Once you’ve made the decision to sell your internet business, it’s important to tend to a few items that will help you get the most out of the sale of your business and make the process as smooth as possible. Here are six tips to keep in mind when your business is listed for sale:
1. Organize Your Data – Prior to actually posting your listing for sale, you’ll need to submit various details about your company that will be compiled into a professional presentation usually called a prospectus. Getting your statistics and financial bookkeeping organized and gathering other details like customer demographics, market share etc. will go a long way preparing an excellent, accurate marketing piece that attracts attention and interest. Providing accurate business details at the start goes a long way in gaining buyers’ trust in the material provided and thus interest to find out more. In addition, doing the leg work up front at this stage pays off during the due diligence stage once an offer is accepted…..nothing drags out and throws a proverbial wrench into a deal more than chaotic books and records.
2. Keep Your Data Updated – Beyond the initial data that you submitted to create the prospectus for your company, you will need to provide updated Trailing 12 P&L Statements and Traffic on a monthly basis. Potential buyers will always want to see the most current data for your company. Keeping your books updated will make it easier to keep your listing updated and ultimately potential business buyers.
3. Continue to Operate Your Business – The most important thing you can do while your business is listed for sale is continue to operate the business as if you were going to keep it. Sometimes business owners have chosen to sell because they have lost interest in their website business or they just have other ventures keeping them busy. Unfortunately, if the seller does not maintain focus on the business and continue to run it to keep it stable or growing, it can decline and in some cases begin to atrophy. Since the selling price is mostly affected by the recent Trailing 12 Months Net Income, declining profits will put downward pressure on the price and all of the hard work that was put into building/operating the site may be lost in terms of reaping its final reward. It is in your best interest to keep operating your business with an eye on keeping profits stable or growth to get the best selling price.
4. Answer Preliminary Questions Timely – After reviewing your company prospectus, interested buyers will likely have specific questions before submitting an offer. Responding to these questions as quickly as possible will go a long way in keeping momentum with the interested parties and moving forward toward an offer. In addition, having a solid grasp of your business and operations will transmit confidence in an interested buyer.
5. Prepare for Due Diligence – Once an offer has been accepted, the buyer will have a specified and agreed upon period of time to substantiate the data initially presented when the business was being promoted for sale. Gathering all of your documents required for this process such as financial statements, bank statements, merchant accounts, tax returns, etc. ahead of time and having them ready to provide a buyer who has extended an acceptable offer will facilitate a quicker smoother due diligence period. Having this support documentation readily available and provided timely can instill a sense of trust and security to the buyer.
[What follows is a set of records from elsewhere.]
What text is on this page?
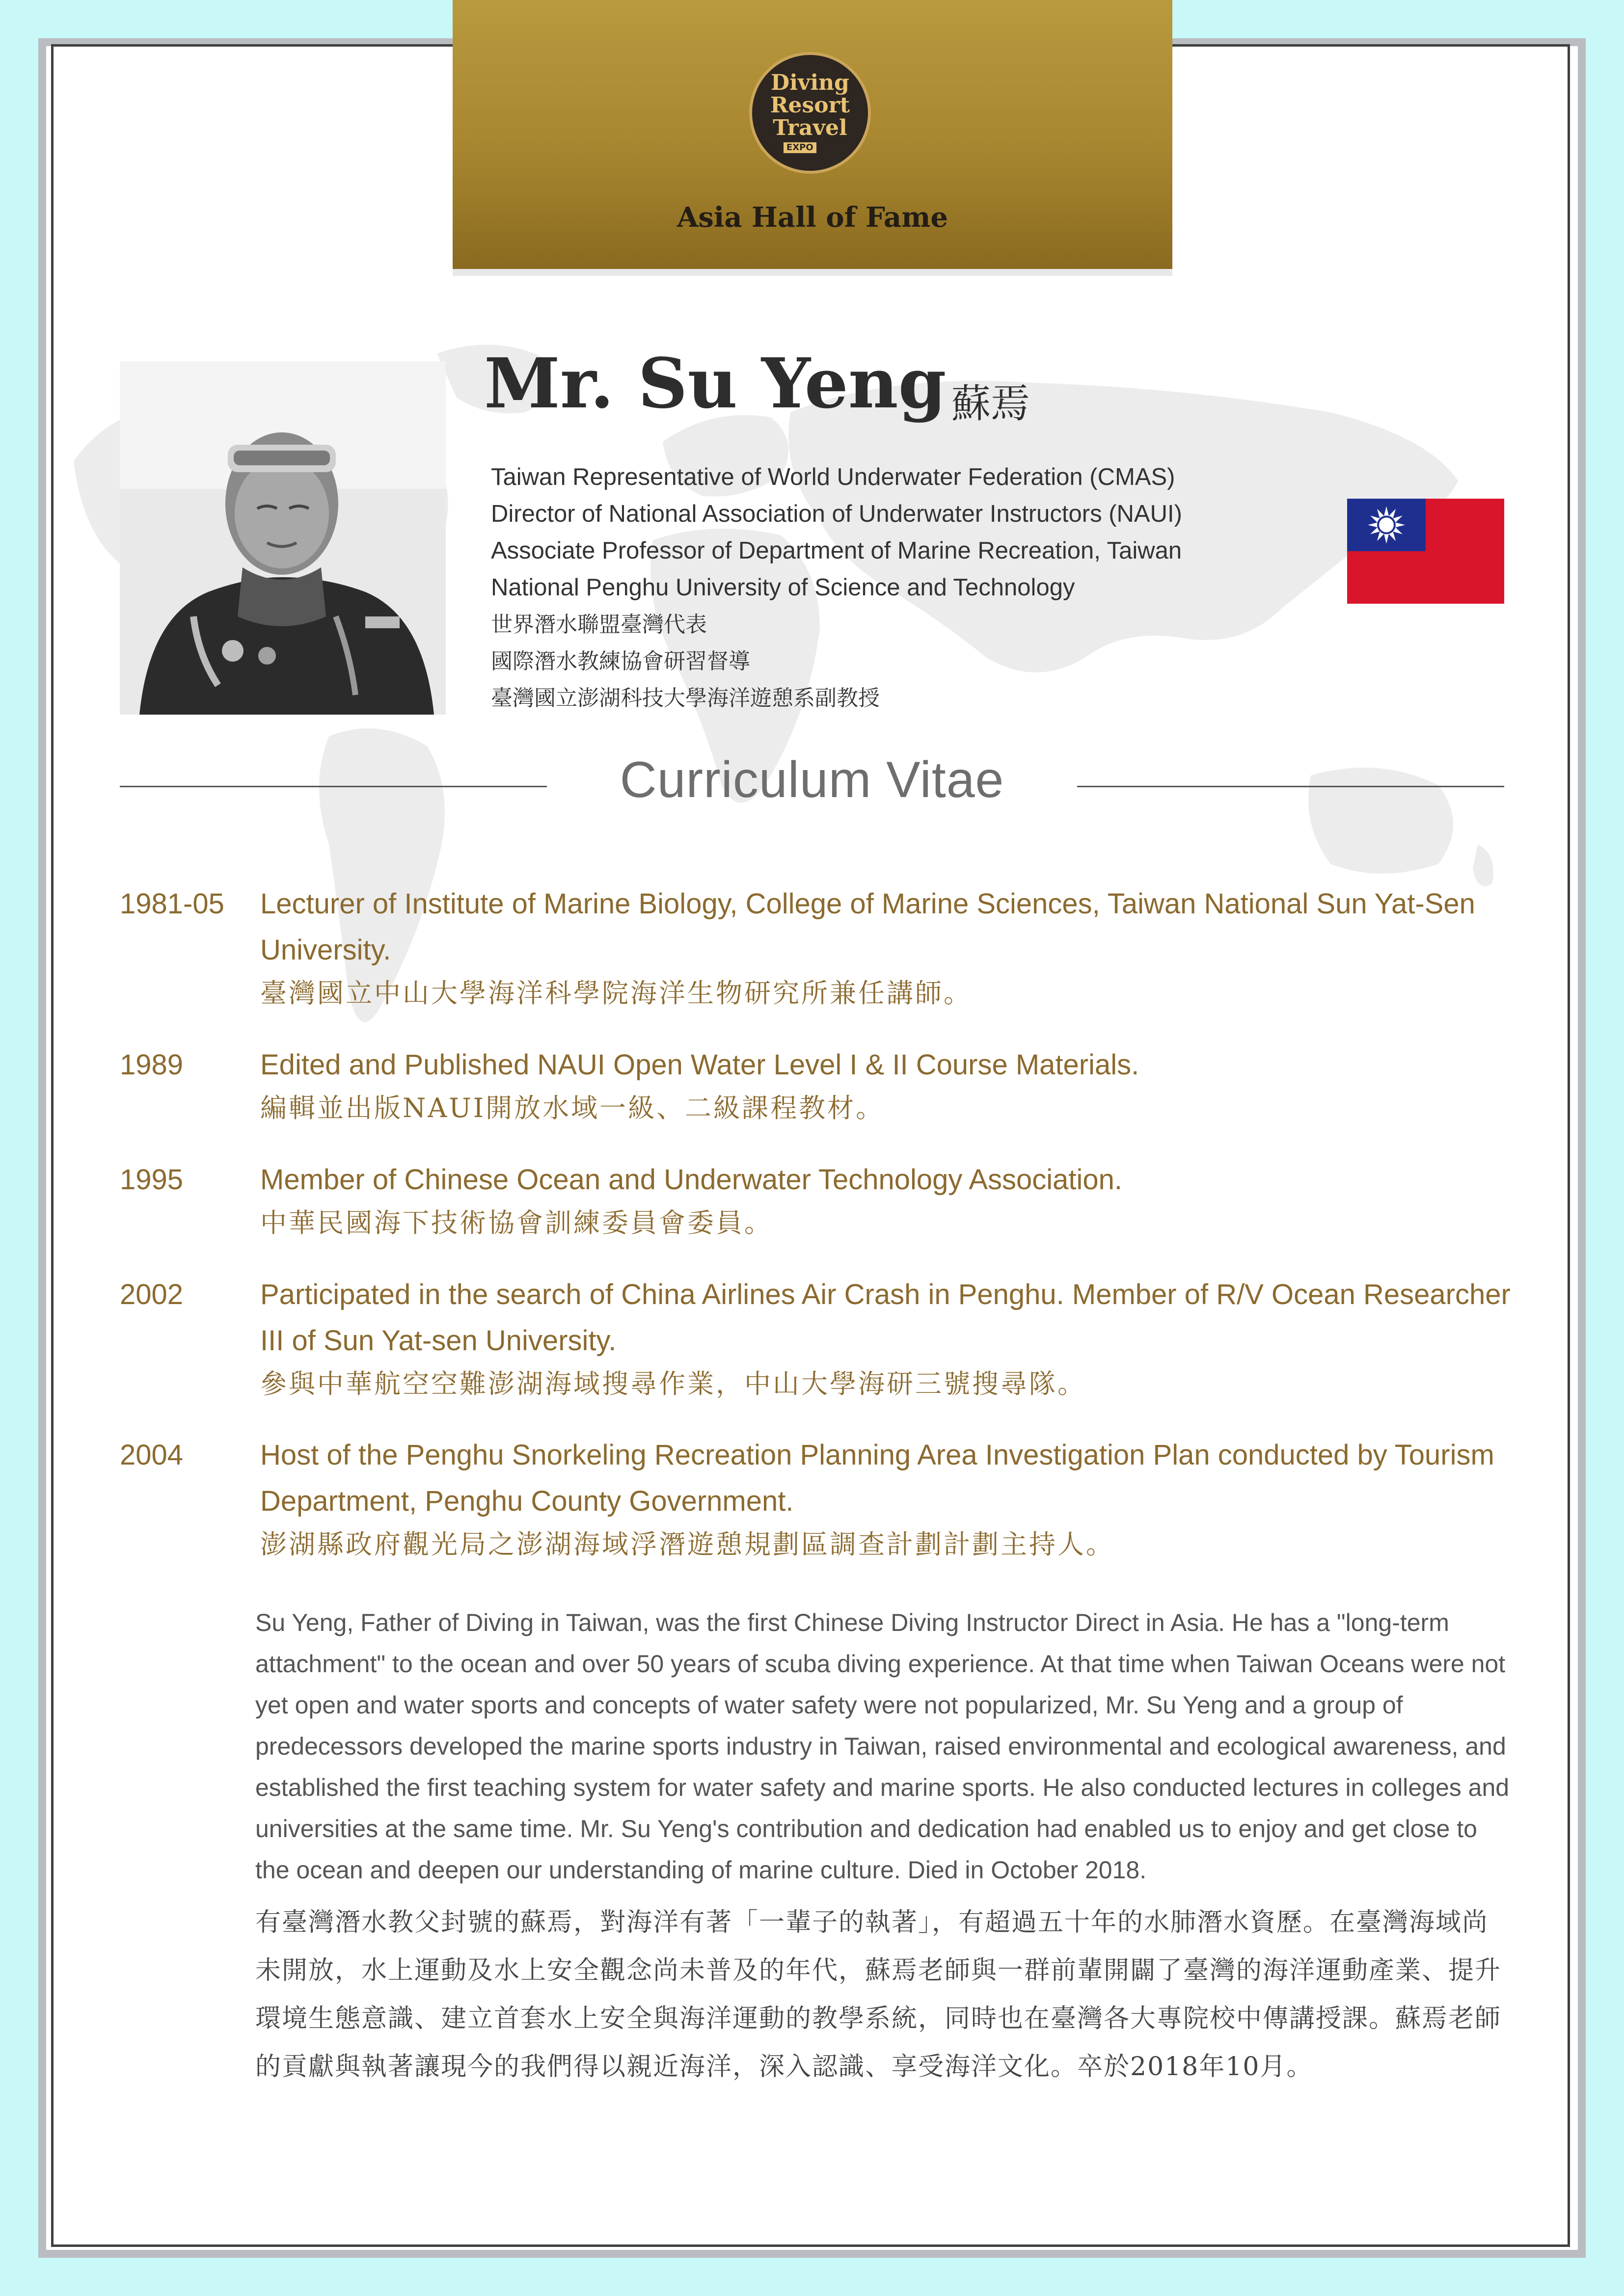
Diving
Resort
Travel
EXPO
Asia Hall of Fame
Mr. Su Yeng 蘇焉
Taiwan Representative of World Underwater Federation (CMAS)
Director of National Association of Underwater Instructors (NAUI)
Associate Professor of Department of Marine Recreation, Taiwan
National Penghu University of Science and Technology
世界潛水聯盟臺灣代表
國際潛水教練協會研習督導
臺灣國立澎湖科技大學海洋遊憩系副教授
Curriculum Vitae
1981-05 Lecturer of Institute of Marine Biology, College of Marine Sciences, Taiwan National Sun Yat-Sen University.
臺灣國立中山大學海洋科學院海洋生物研究所兼任講師。
1989	Edited and Published NAUI Open Water Level I & II Course Materials.
編輯並出版NAUI開放水域一級、二級課程教材。
1995	Member of Chinese Ocean and Underwater Technology Association.
中華民國海下技術協會訓練委員會委員。
2002	Participated in the search of China Airlines Air Crash in Penghu. Member of R/V Ocean Researcher III of Sun Yat-sen University.
參與中華航空空難澎湖海域搜尋作業，中山大學海研三號搜尋隊。
2004	Host of the Penghu Snorkeling Recreation Planning Area Investigation Plan conducted by Tourism Department, Penghu County Government.
澎湖縣政府觀光局之澎湖海域浮潛遊憩規劃區調查計劃計劃主持人。
Su Yeng, Father of Diving in Taiwan, was the first Chinese Diving Instructor Direct in Asia. He has a "long-term attachment" to the ocean and over 50 years of scuba diving experience. At that time when Taiwan Oceans were not yet open and water sports and concepts of water safety were not popularized, Mr. Su Yeng and a group of predecessors developed the marine sports industry in Taiwan, raised environmental and ecological awareness, and established the first teaching system for water safety and marine sports. He also conducted lectures in colleges and universities at the same time. Mr. Su Yeng's contribution and dedication had enabled us to enjoy and get close to the ocean and deepen our understanding of marine culture. Died in October 2018.
有臺灣潛水教父封號的蘇焉，對海洋有著「一輩子的執著」，有超過五十年的水肺潛水資歷。在臺灣海域尚未開放，水上運動及水上安全觀念尚未普及的年代，蘇焉老師與一群前輩開闢了臺灣的海洋運動產業、提升環境生態意識、建立首套水上安全與海洋運動的教學系統，同時也在臺灣各大專院校中傳講授課。蘇焉老師的貢獻與執著讓現今的我們得以親近海洋，深入認識、享受海洋文化。卒於2018年10月。
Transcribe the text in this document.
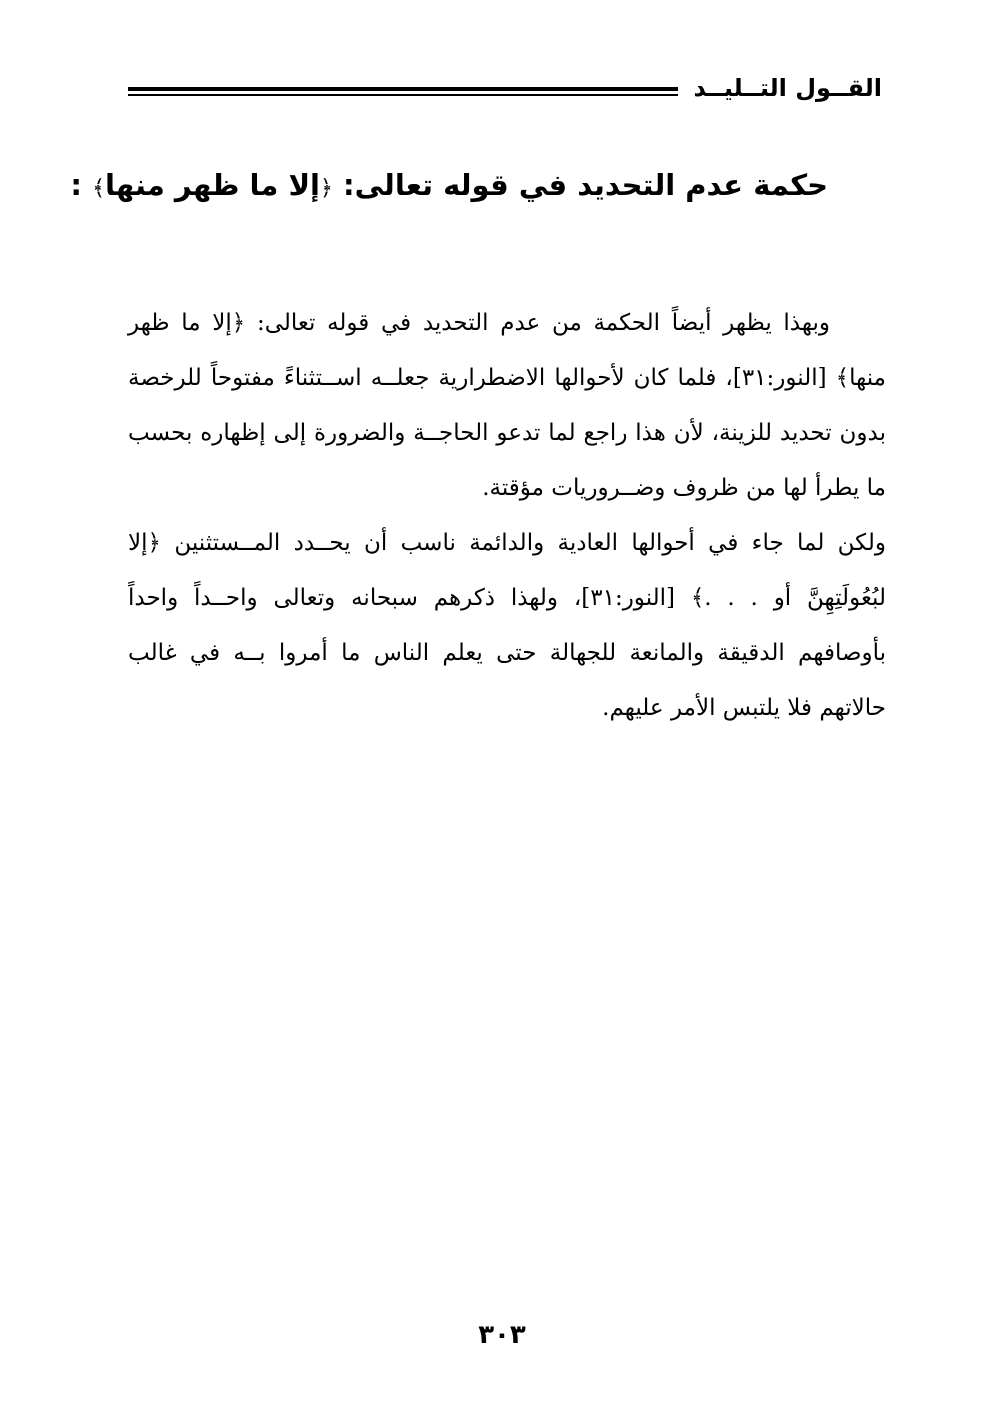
القــول التــليــد
حكمة عدم التحديد في قوله تعالى: ﴿إلا ما ظهر منها﴾ :

وبهذا يظهر أيضاً الحكمة من عدم التحديد في قوله تعالى: ﴿إلا ما ظهر منها﴾ [النور:٣١]، فلما كان لأحوالها الاضطرارية جعلــه اســتثناءً مفتوحاً للرخصة بدون تحديد للزينة، لأن هذا راجع لما تدعو الحاجــة والضرورة إلى إظهاره بحسب ما يطرأ لها من ظروف وضــروريات مؤقتة.

ولكن لما جاء في أحوالها العادية والدائمة ناسب أن يحــدد المــستثنين ﴿إلا لبُعُولَتِهِنَّ أو . . .﴾ [النور:٣١]، ولهذا ذكرهم سبحانه وتعالى واحــداً واحداً بأوصافهم الدقيقة والمانعة للجهالة حتى يعلم الناس ما أمروا بــه في غالب حالاتهم فلا يلتبس الأمر عليهم.

٣٠٣
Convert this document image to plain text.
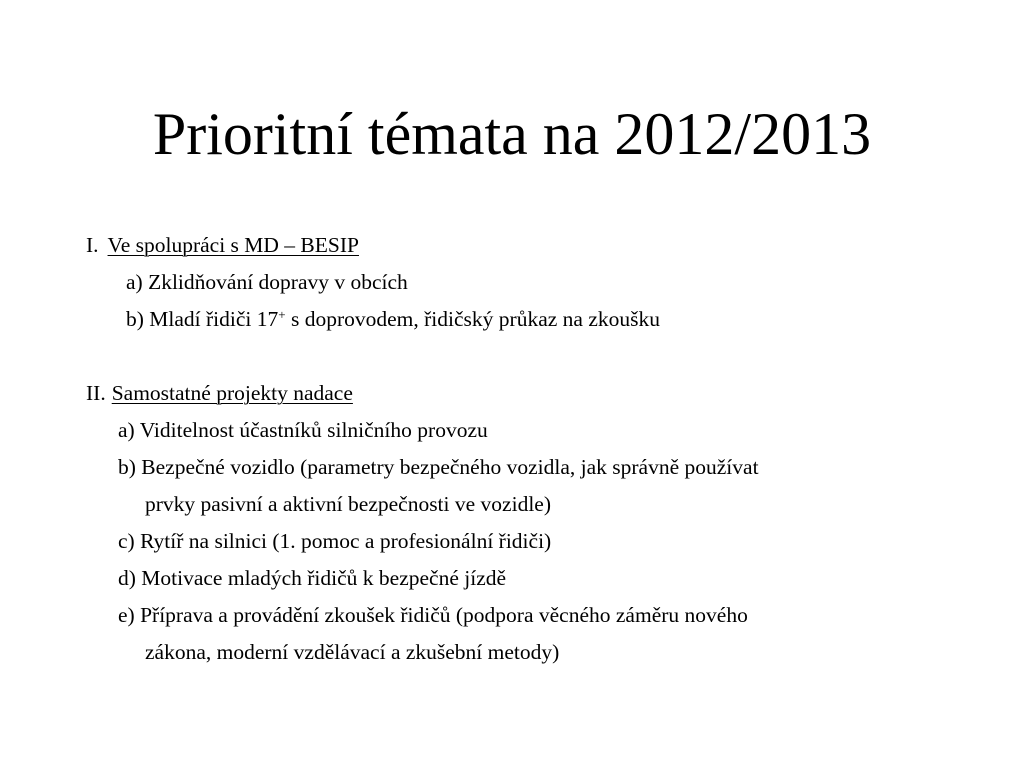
Prioritní témata na 2012/2013
I. Ve spolupráci s MD – BESIP
a) Zklidňování dopravy v obcích
b) Mladí řidiči 17+ s doprovodem, řidičský průkaz na zkoušku
II. Samostatné projekty nadace
a) Viditelnost účastníků silničního provozu
b) Bezpečné vozidlo (parametry bezpečného vozidla, jak správně používat
prvky pasivní a aktivní bezpečnosti ve vozidle)
c) Rytíř na silnici (1. pomoc a profesionální řidiči)
d) Motivace mladých řidičů k bezpečné jízdě
e) Příprava a provádění zkoušek řidičů (podpora věcného záměru nového
zákona, moderní vzdělávací a zkušební metody)
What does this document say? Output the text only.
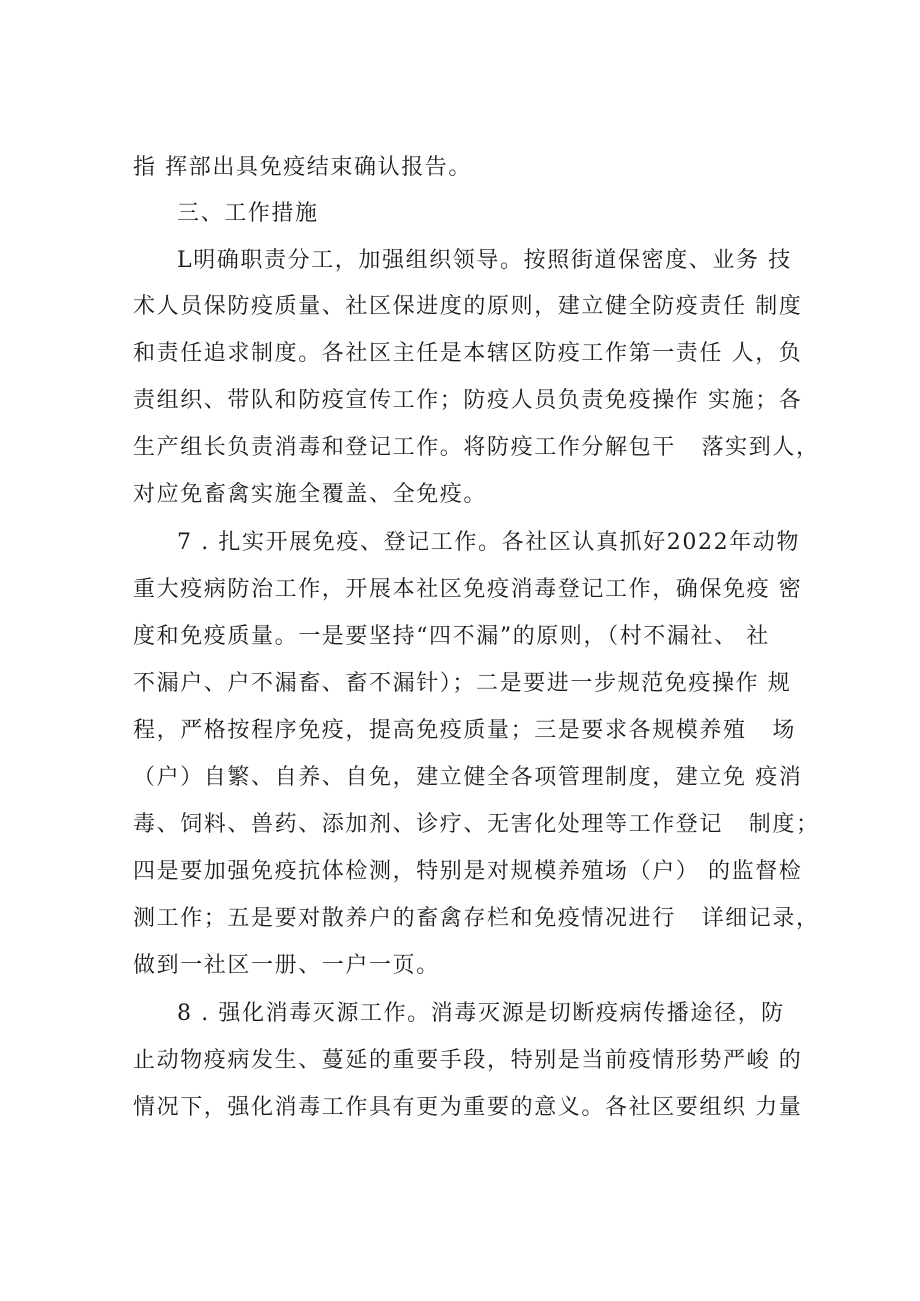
指 挥部出具免疫结束确认报告。
三、工作措施
L明确职责分工，加强组织领导。按照街道保密度、业务 技
术人员保防疫质量、社区保进度的原则，建立健全防疫责任 制度
和责任追求制度。各社区主任是本辖区防疫工作第一责任 人，负
责组织、带队和防疫宣传工作；防疫人员负责免疫操作 实施；各
生产组长负责消毒和登记工作。将防疫工作分解包干   落实到人，
对应免畜禽实施全覆盖、全免疫。
7 . 扎实开展免疫、登记工作。各社区认真抓好2022年动物
重大疫病防治工作，开展本社区免疫消毒登记工作，确保免疫 密
度和免疫质量。一是要坚持“四不漏”的原则，（村不漏社、 社
不漏户、户不漏畜、畜不漏针）；二是要进一步规范免疫操作 规
程，严格按程序免疫，提高免疫质量；三是要求各规模养殖   场
（户）自繁、自养、自免，建立健全各项管理制度，建立免 疫消
毒、饲料、兽药、添加剂、诊疗、无害化处理等工作登记   制度；
四是要加强免疫抗体检测，特别是对规模养殖场（户） 的监督检
测工作；五是要对散养户的畜禽存栏和免疫情况进行   详细记录，
做到一社区一册、一户一页。
8 . 强化消毒灭源工作。消毒灭源是切断疫病传播途径，防
止动物疫病发生、蔓延的重要手段，特别是当前疫情形势严峻 的
情况下，强化消毒工作具有更为重要的意义。各社区要组织 力量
Besides your data being successfully substantiated by the buyer, this more than anything will secure a closing after an offer has been accepted.
6. Be Flexible – In today’s economic environment, it is important for sellers to be more flexible with their sale terms. While most sellers would agree that their ideal offer is an all cash deal at full asking price, these deals are not the norm. For buyers offering all cash at close, they usually offer less that the list price as a trade-off to presenting all cash. Other buyers may not be able to provide all cash at close either through their own means or outside financing. These buyers will likely offer a portion of the price as cash at close and request some seller financing for the remainder. Offering terms with a decent interest rate to a buyer is a nice way of receiving a good return on your money as well as the benefit of some tax deferral. Being more flexible with terms may also mean accepting less upfront in lieu of a back-end, upside earn-out or profit sharing arrangement.
While every deal depends on the party acquiring the business and the confidence in the person who will be taking over the reigns, being open to different deal structures such as coming down off the ask price for full cash offers, providing some seller financing or accepting an earn-out or profit sharing arrangement, may be the difference between getting a deal done or having your business sit on the market unsold. An experienced website sales professional should be able to help navigate you through the negotiation and explain these concepts in more detail.
Following these simple tips and guidelines will make for a speedier, smoother sale process and likely insure a deal is consummated allowing you to exit your business sooner and get you one step closer toward your future goals.